Sağlık Bakanlığı önüne gelen bu 50-60 kişilik grup “köle değil emekçiyiz”, “sözleşmeli köle olmayacağız”, “eşit işe eşit ücret” gibi sloganlar attılar. Burada bir konuşma yapan SES genel başkanı Köksal Aydın, sağlık emekçilerinin 4-B, taşeronlaştırma gibi uygulamalarla parçalandığını, sağlık hizmetlerinin piyasalaştırıldığını belirterek, “Bu bir yıkım programıdır. Bu yıkım programı insanlık dışı, hukuk dışıdır. Sağlık çalışanları için sorun vardır, sorun varsa eylem de vardır. Taleplerimizi kabul ettirene kadar eylemlerimize devam edeceğiz” uyarısında bulundu. Köksal Aydın, sağlık bakanını çalışan taşeron sayısını bilmemekle suçladı. Sözleşmeli ve taşeron çalıştırmanın örgütlülüklerine bir saldırı olduğunu, bu saldırıları geri püskürtene kadar eylemlerine devam edeceklerini, işçilere güvencesiz çalışmanın ne demek olduğunu anlatacaklarını belirtti. “Bugüne kadar baskılara boyun eğmedik, bundan sonrada eğmeyeceğiz” diyen Aydın, sağlık hizmetinin devletin görevi olduğunu, bunun için bir an önce özelleştirilmelerin durdurulması ve kadroluluğun tek statü olması gerektiğini söyledi.

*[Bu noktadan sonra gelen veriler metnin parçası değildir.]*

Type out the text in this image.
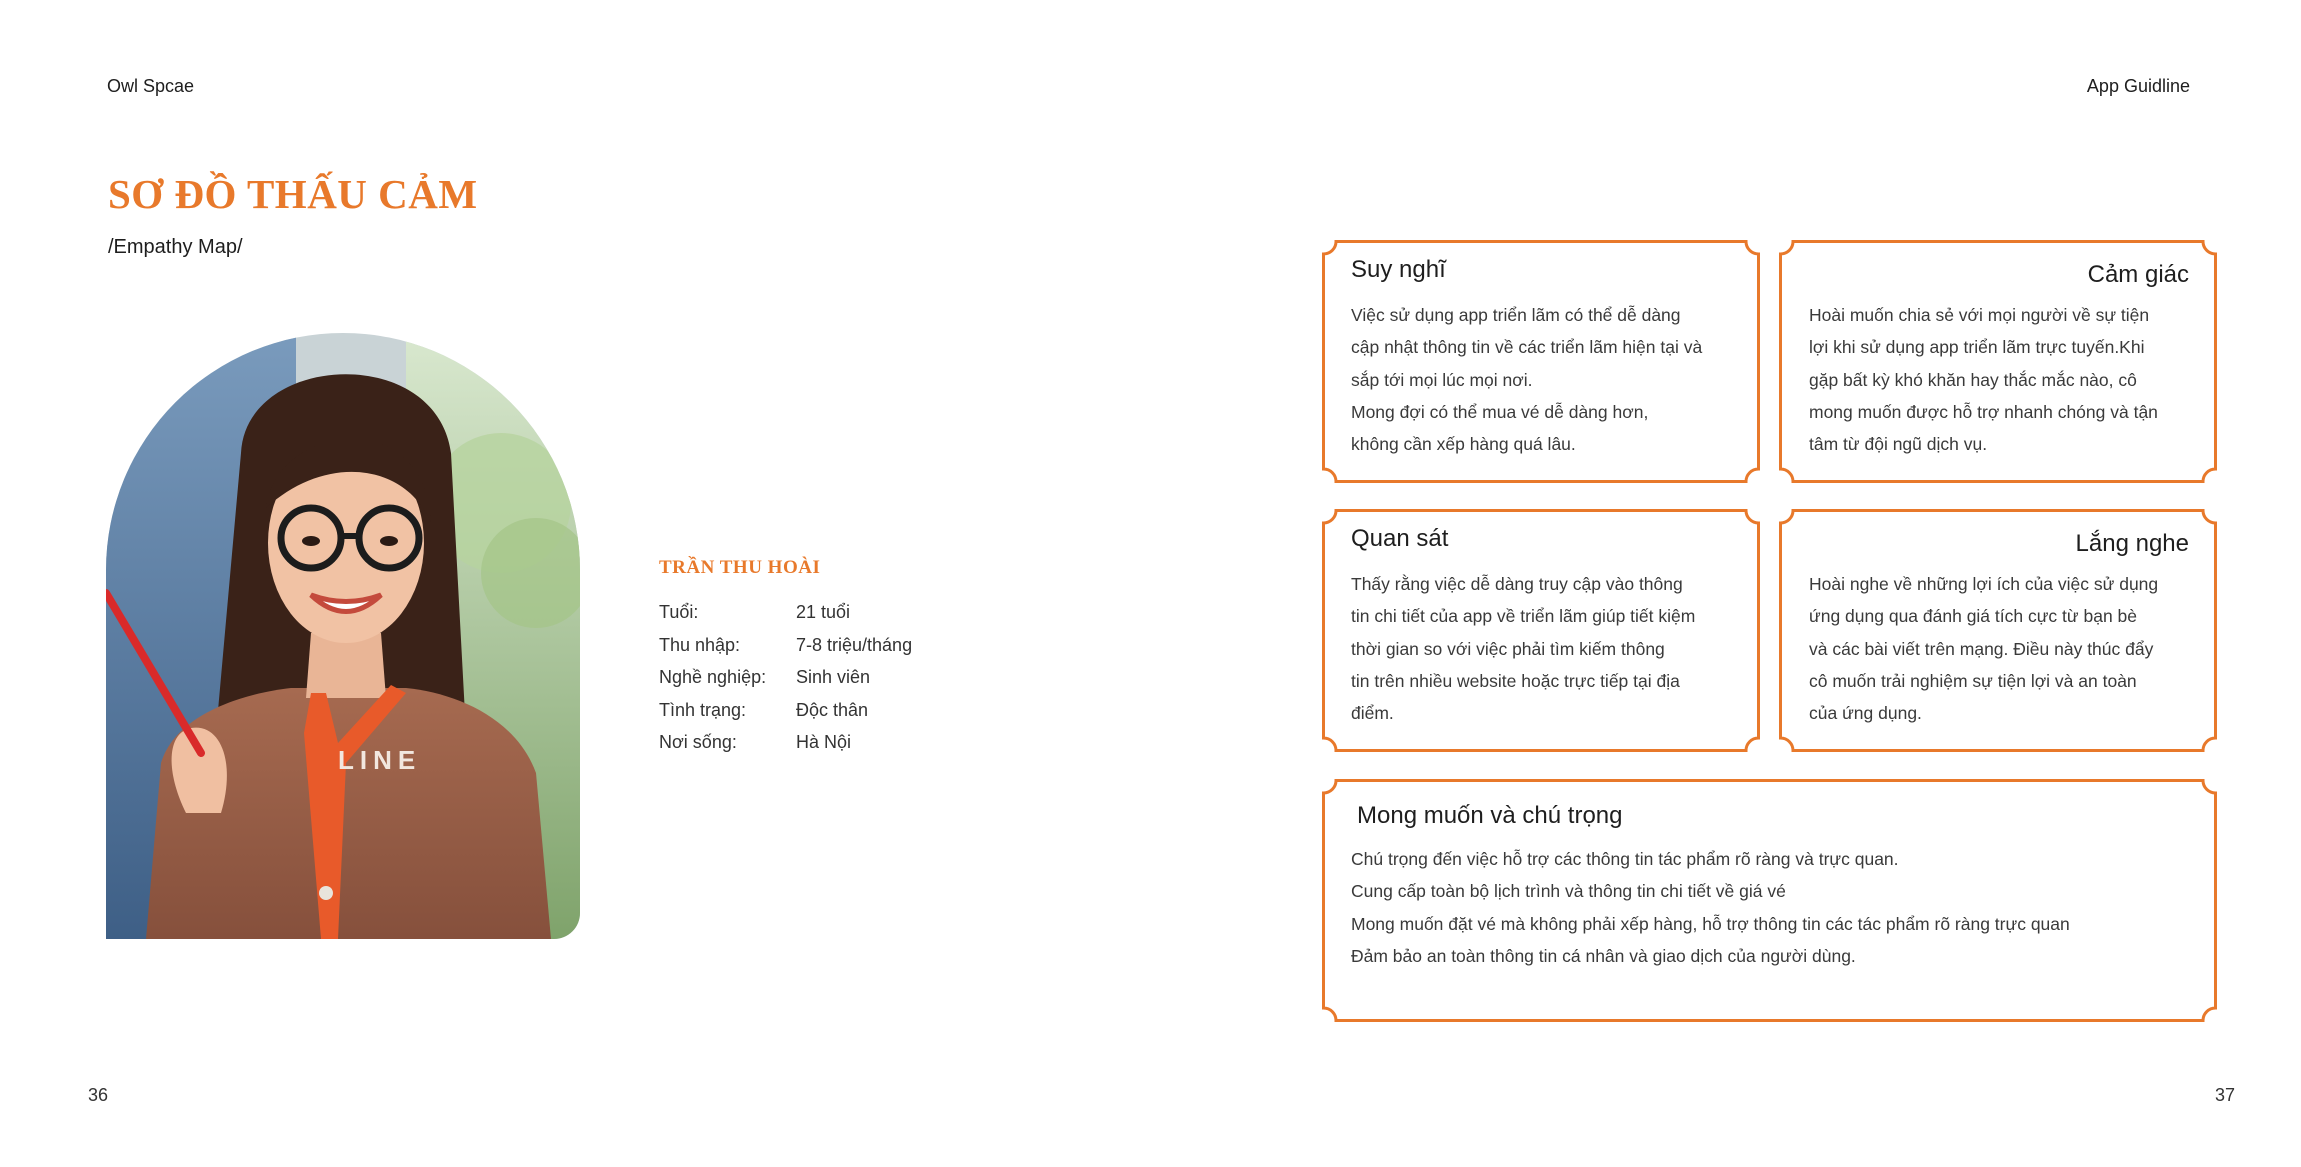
Owl Spcae	App Guidline
SƠ ĐỒ THẤU CẢM
/Empathy Map/
LINE
TRẦN THU HOÀI
Tuổi:	21 tuổi
Thu nhập:	7-8 triệu/tháng
Nghề nghiệp:	Sinh viên
Tình trạng:	Độc thân
Nơi sống:	Hà Nội
Suy nghĩ

Việc sử dụng app triển lãm có thể dễ dàng

cập nhật thông tin về các triển lãm hiện tại và

sắp tới mọi lúc mọi nơi.

Mong đợi có thể mua vé dễ dàng hơn,

không cần xếp hàng quá lâu.

Cảm giác

Hoài muốn chia sẻ với mọi người về sự tiện

lợi khi sử dụng app triển lãm trực tuyến.Khi

gặp bất kỳ khó khăn hay thắc mắc nào, cô

mong muốn được hỗ trợ nhanh chóng và tận

tâm từ đội ngũ dịch vụ.

Quan sát

Thấy rằng việc dễ dàng truy cập vào thông

tin chi tiết của app về triển lãm giúp tiết kiệm

thời gian so với việc phải tìm kiếm thông

tin trên nhiều website hoặc trực tiếp tại địa

điểm.

Lắng nghe

Hoài nghe về những lợi ích của việc sử dụng

ứng dụng qua đánh giá tích cực từ bạn bè

và các bài viết trên mạng. Điều này thúc đẩy

cô muốn trải nghiệm sự tiện lợi và an toàn

của ứng dụng.

Mong muốn và chú trọng

Chú trọng đến việc hỗ trợ các thông tin tác phẩm rõ ràng và trực quan.

Cung cấp toàn bộ lịch trình và thông tin chi tiết về giá vé

Mong muốn đặt vé mà không phải xếp hàng, hỗ trợ thông tin các tác phẩm rõ ràng trực quan

Đảm bảo an toàn thông tin cá nhân và giao dịch của người dùng.

36	37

Daha sonra söz alan KESK örgütlenme sekreteri Feyzi Ayber de, meclisteki SSGSS tasarısına karşı KESK’in de aralarında bulunduğu 8 örgütün, 15 Ocakta İstanbul’dan yürüyüş başlatıp, 17 Ocakta Ankara’da Meclis önünde olacaklarını belirterek, bütün emekçileri sağlık ve sosyal güvenliklerine sahip çıkmak için mücadeleye çağırdı. “Biz karşı çıkarsak bu yasalar çıkmaz” diyen Ayber, “gelin mücadele edelim, kışı bahara çevirelim” dedi.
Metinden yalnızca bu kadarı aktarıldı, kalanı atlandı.